Structural, Optical and Chemical Properties of Few-Atom Silver Clusters Confined in Zeolites

The unique physiochemical properties of metals have contributed to several areas of extensive research relating to energy, environment, and medicine in the past few decades. Metal clusters (size < 2nm) are ensembles of two to several hundred metal atoms that have received increasing attention due to their unique size and shape dependent chemical, optical, electrical, and magnetic properties. From various metal clusters reported to date, silver clusters (AgCLs) are of special interest possessing peculiar physicochemical properties that largely depended on their unique electronic structures. To reap the benefits of AgCLs, one needs to modulate the electronic properties via controlling their size, shape and particularly stabilize them on or within a support for practical applications.

Encapsulation of AgCLs in organic and inorganic supports, like DNA,thiol, glutathione, glass, and zeolites have demonstrated promising applications in imaging, sensing, optics and catalysis. Zeolites as microporous aluminosilicate materials that confine few atoms AgCLs (Ag2-Ag6) showed unique photoluminescence (PL), fingerprint optical absorption and unprecedented catalytic activities among other supports owing to the formation of small, well-defined AgCLs with the closed electronic shells. For instance, tetrahedral Ag4 clusters in FAU (Faujasite) zeolites recently showed ~100% quantum yield (QY) with high photostability by improving the degree of AgCLs order in the FAU zeolites. Very bright AgCLs in ZSM-5 (Zeolite Socony Mobil-5), FAU, and LTA (Linde Type A) zeolites accounted for the high-efficiency photocatalytic decomposition of NOx and pesticides. Also, high catalytic activity of AgCLs in zeolites was reported for the oxidation of CO, reduction of NOX and reforming of CH4.

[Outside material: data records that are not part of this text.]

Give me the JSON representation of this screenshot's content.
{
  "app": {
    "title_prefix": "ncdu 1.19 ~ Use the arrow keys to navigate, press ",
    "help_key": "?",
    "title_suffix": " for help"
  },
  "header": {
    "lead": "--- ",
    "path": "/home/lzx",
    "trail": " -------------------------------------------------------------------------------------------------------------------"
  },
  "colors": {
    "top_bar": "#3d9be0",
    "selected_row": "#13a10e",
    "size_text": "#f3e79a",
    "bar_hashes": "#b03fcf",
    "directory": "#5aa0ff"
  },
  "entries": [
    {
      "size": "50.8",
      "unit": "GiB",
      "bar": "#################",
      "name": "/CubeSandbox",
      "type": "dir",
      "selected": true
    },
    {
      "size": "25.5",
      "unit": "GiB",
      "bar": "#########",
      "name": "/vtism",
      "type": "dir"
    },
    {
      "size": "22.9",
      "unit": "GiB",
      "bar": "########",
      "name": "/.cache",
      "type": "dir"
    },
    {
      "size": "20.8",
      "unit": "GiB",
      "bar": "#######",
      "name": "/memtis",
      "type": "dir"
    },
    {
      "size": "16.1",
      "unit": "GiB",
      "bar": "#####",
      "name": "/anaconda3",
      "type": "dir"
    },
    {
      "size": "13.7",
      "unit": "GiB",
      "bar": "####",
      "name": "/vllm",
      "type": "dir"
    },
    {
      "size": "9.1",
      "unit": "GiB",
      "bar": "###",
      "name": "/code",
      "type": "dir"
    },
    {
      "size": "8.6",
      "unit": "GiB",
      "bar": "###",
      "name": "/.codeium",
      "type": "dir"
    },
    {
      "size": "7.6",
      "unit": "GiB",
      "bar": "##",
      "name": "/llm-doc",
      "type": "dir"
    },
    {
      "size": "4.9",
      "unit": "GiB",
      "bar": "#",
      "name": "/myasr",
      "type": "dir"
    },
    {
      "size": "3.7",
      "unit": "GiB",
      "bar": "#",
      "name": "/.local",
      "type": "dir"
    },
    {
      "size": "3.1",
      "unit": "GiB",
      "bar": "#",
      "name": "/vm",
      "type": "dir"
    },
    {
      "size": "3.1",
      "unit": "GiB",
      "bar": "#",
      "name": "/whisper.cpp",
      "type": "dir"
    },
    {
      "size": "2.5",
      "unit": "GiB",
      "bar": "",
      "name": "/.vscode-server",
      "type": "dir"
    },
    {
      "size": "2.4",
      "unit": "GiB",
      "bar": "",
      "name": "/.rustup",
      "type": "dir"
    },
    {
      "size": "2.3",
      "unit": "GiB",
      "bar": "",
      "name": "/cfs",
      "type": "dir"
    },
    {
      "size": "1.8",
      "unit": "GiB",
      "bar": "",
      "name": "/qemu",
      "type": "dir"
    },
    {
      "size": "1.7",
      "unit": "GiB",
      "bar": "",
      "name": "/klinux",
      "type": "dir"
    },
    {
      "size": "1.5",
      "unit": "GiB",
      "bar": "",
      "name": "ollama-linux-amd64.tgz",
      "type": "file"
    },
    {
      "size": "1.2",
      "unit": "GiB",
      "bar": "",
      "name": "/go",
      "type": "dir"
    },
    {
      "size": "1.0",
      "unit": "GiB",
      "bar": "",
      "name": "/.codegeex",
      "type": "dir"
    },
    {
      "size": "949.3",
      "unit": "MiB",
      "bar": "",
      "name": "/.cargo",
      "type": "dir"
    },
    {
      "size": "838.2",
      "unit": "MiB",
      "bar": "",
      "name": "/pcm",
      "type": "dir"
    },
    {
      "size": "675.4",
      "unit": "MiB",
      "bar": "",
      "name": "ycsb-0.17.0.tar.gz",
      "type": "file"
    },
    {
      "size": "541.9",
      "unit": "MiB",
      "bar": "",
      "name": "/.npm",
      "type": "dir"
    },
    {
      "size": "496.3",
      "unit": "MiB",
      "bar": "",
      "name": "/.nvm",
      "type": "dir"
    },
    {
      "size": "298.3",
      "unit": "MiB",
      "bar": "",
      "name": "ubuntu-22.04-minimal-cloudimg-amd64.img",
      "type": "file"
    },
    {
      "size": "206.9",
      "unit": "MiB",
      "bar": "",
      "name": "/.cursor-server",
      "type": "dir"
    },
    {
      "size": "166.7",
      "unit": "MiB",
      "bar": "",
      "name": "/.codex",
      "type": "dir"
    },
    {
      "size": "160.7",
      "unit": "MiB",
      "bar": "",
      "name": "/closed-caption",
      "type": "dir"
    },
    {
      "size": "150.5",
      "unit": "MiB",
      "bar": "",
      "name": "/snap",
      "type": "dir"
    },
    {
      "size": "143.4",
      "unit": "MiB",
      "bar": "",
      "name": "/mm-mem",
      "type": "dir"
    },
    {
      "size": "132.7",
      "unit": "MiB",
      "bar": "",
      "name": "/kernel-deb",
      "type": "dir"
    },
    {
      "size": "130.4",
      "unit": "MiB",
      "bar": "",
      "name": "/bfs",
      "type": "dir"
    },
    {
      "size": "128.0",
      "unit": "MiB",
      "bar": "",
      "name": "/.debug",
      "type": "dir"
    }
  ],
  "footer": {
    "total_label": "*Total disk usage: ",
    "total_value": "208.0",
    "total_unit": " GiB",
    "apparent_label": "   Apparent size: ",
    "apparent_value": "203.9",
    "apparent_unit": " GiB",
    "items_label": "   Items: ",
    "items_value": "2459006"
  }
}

Fundamental understanding of the confined AgCLs structures and their local environment are of paramount importance to properly link them to those fascinating properties for further tuning and preserving them in their functional state. However, detailed understanding of their atomic scale structures as well as direct correlations between the optical and chemical properties so far has not been achieved. One reason hereof is the structural complexity of metal exchanged zeolites and the high sensitivity of the structure of the AgCLs when exposed to different chemical environments and characterization techniques. Therefore, site-specific characterizations and/or cautious methodologies should be used in concert with theoretical modeling to obtain a realistic information about the confined AgCLs, particularly in their functional state.

Within this PhD project, the detailed structure and local environment of AgCLs confined in LTA and FAU zeolites were investigated by a combination of different spectroscopic techniques; such as X-ray excited optical luminescence (XEOL), extended X-ray absorption fine structure (EXAFS), X-ray absorption near edge structure (XANES), UV-Visible-NIR, florescence (FL), photoluminescence (PL), Fourier transform infrared (FTIR) and electron spin resonance (ESR). These techniques allowed a direct correlation of the cluster structures to their optical and chemical properties. Particularly, the detailed luminescence, photophysics as well as chemical properties of AgCLs were studied for the first time to deeply understand the bright and dark nature of these clusters and their role in CO oxidation.

The overall objective of this dissertation is to investigate the relationship of structural with optical and chemical of AgCLs confined in LTA and FAU zeolites through spectroscopic techniques to provide the essential information for fundamental understandings of the confined AgCLs and advanced their applications.